On March 11, the excavation of the east anchorage foundation pit for the Huangjueping Yangtze River Bridge officially commenced. This marks the formal start of construction for the bridge project, which is being built by Chongqing Urban Investment Infrastructure Construction Co., Ltd. and jointly designed by China RAILWAY MAJOR BRIDGE Reconnaissance & Design Institute Co., Ltd. and Chongqing Design Group Co., Ltd.

The Huangjueping Yangtze River Bridge is a crucial component of Chongqing's Eighth Horizontal Expressway. Spanning approximately 2.9 km, it stretches from the Jiulong Peninsula in Jiulongpo District in the west to the Ertang Interchange in Nan'an District in the east. Located just south of the Chongqing East Railway Station, it serves as a direct westbound radiation corridor for the station. It not only undertakes the traffic dispersion task from the East Station to central core areas like Jiulongpo, Dadukou, and Shapingba, but also densifies the road network in the urban core area, precisely matching the growing traffic demand of crossing the Yangtze River and passing through Tongluo Mountain. Once completed, the bridge will significantly divert traffic pressure from the Fourth Horizontal Expressway, injecting strong momentum into the balanced development of urban space.

"The Huangjueping Yangtze River Bridge represents a 'tailor-made' exploration by our design team. To accurately implement these functions and overcome complex construction conditions, the design team integrated multiple innovations into the scheme, making the design of the Huangjueping Yangtze River Bridge highly distinctive. Once completed, the Huangjueping Yangtze River Bridge will become the world's largest-span earth-anchored road-rail spatial cable suspension bridge," introduced He Tieming, the project manager of the bridge.

The bridge tower features an ingenious architectural design—modeled after the "bud" of the ficus virens (Huangjue trees), Chongqing's city tree. This is not only a tribute to the regional culture of Huangjueping but also a deep exploration of the bridge's humanistic connotation.

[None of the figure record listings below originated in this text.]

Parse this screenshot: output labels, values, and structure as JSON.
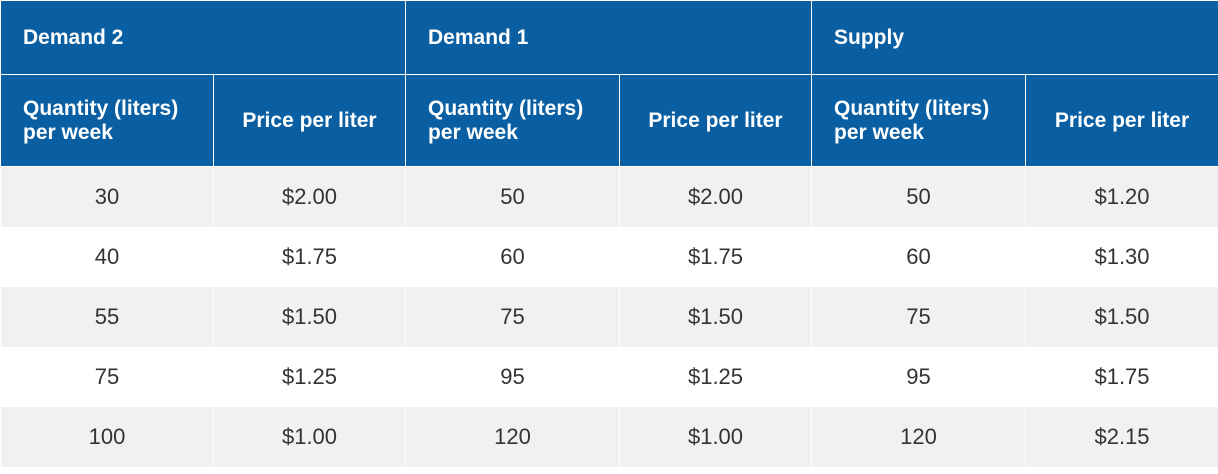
{
  "table": {
    "groups": [
      "Demand 2",
      "Demand 1",
      "Supply"
    ],
    "subheaders": {
      "quantity": "Quantity (liters) per week",
      "price": "Price per liter"
    },
    "rows": [
      [
        "30",
        "$2.00",
        "50",
        "$2.00",
        "50",
        "$1.20"
      ],
      [
        "40",
        "$1.75",
        "60",
        "$1.75",
        "60",
        "$1.30"
      ],
      [
        "55",
        "$1.50",
        "75",
        "$1.50",
        "75",
        "$1.50"
      ],
      [
        "75",
        "$1.25",
        "95",
        "$1.25",
        "95",
        "$1.75"
      ],
      [
        "100",
        "$1.00",
        "120",
        "$1.00",
        "120",
        "$2.15"
      ]
    ]
  },
  "colors": {
    "header_blue": "#0a5fa3",
    "stripe_gray": "#f1f1f1"
  }
}
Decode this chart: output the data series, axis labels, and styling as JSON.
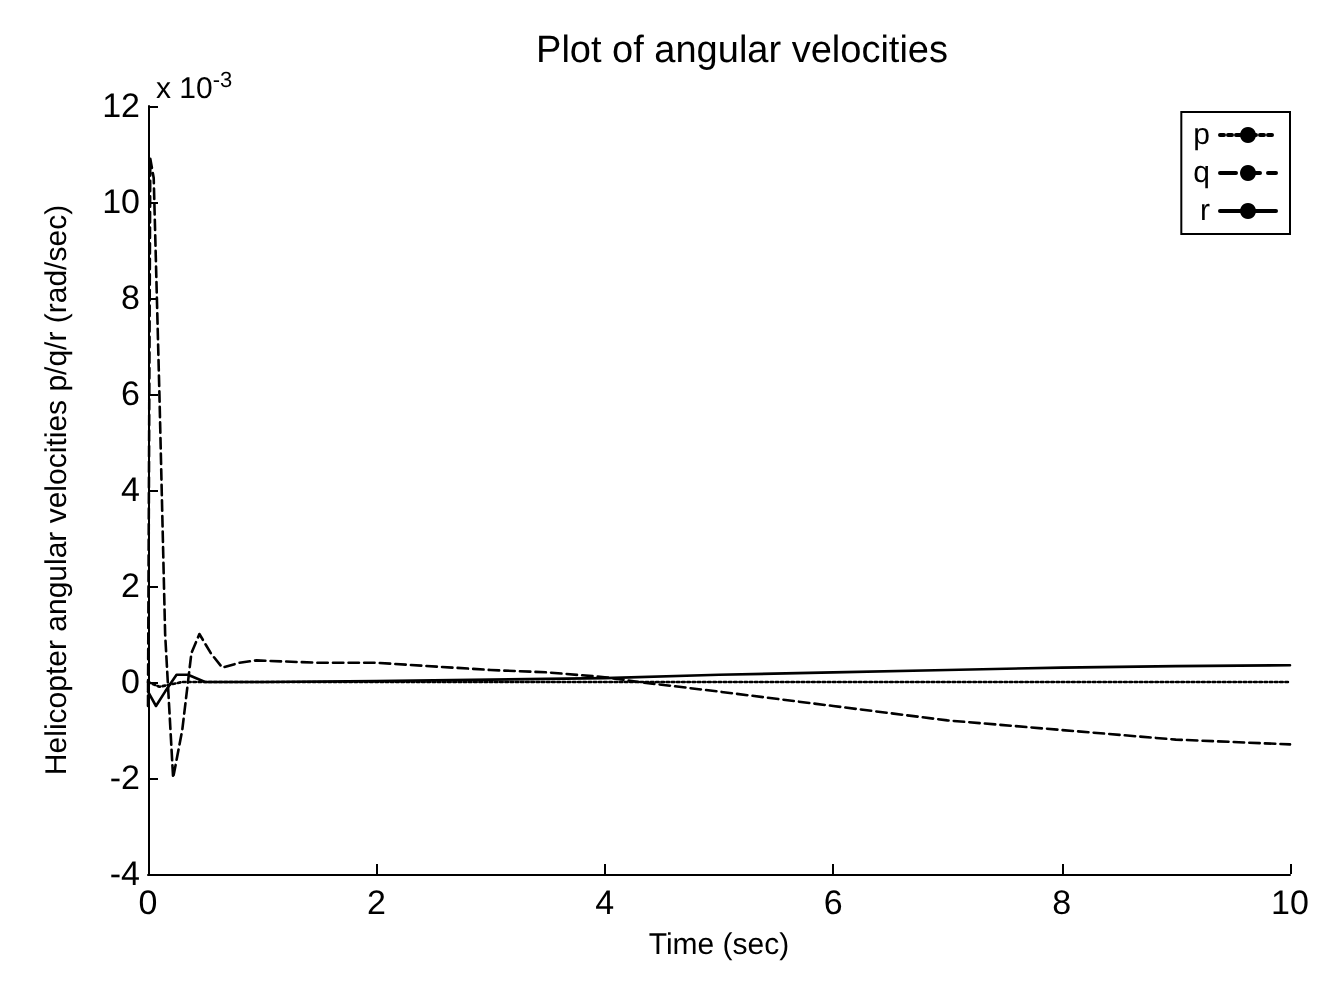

The main bridge has a total length of 752 m and a standard deck width of 39.9 m. With a main span of 550 m, it is a single-span suspended twin-tower earth-anchored spatial cable suspension bridge. It innovatively adopts a double-deck design—the upper deck features a dual-way 6-lane urban expressway, pedestrian walkways, and water supply pipelines, realizing multiple functions crossing the river on the same bridge; the lower deck accommodates a dual-way 6-lane urban arterial road and a 2-line rail transit system, making full use of the bridge space to achieve highly efficient road-rail co-construction.

To adapt to the complex boundary conditions of urban bridge construction, the design team creatively reduced the transverse distance between the two main cables at the anchor span and arranged the approach bridges separately. The main cables pass between the two approach bridges and share a single anchor body. This reduced the anchorage land area, achieved highly efficient and intensive use of land resources, and successfully solved the construction challenges of tight coastlines and restricted land use in the urban core. It also significantly reduced the disturbance to existing buildings and ecological green spaces on both banks, balancing engineering construction with the synergistic protection of urban space.

To address the pain points of ultra-wide transverse span and uneven load distribution caused by the double-deck design, the stiffening girder innovatively adopts a continuous truss structure. By adding a middle main truss in critical load-bearing sections, it achieves a smooth transition and continuous connection of the truss structure from double to triple trusses. This not only resolves local stress concentration problems but also significantly enhances the structure's torsion resistance and wind stability. This design breaks free from the spatial dilemmas of urban bridge construction and provides new ideas for the highly efficient utilization of similar cross-river bridges.

Aiming at the large spatial effect generated by the spatial cable plane layout, the design team innovatively optimized the design of key load-bearing components—both ends of the suspender cables are equipped with large-angle spherical plain bearings similar to "arm joints." Their flexible rotation characteristics can fully meet the large-angle longitudinal and transverse rotation demands of spatial suspender cables during construction erection and long-term operation, effectively releasing structural deformation stress.

The main cable saddle adopts a rigid rotating structure to ensure stable and precise load transmission of the main cables, while the cable-spreading saddle uses an adaptive design that can actively offset the transverse horizontal component force generated by the two main cables, avoiding safety hazards caused by load deviation in the structure.

The Huangjueping Yangtze River Bridge project is more than just a cross-river transport facility; it is an important carrier for promoting regional synergy and optimizing urban functional layouts. Its completion will further strengthen Chongqing's core competitiveness and radiation influence within the "Belt and Road" initiative and the Yangtze River Economic Belt, injecting energy into the coordinated development of the Chengdu-Chongqing Economic Circle, and becoming an important transportation engine empowering high-quality regional development.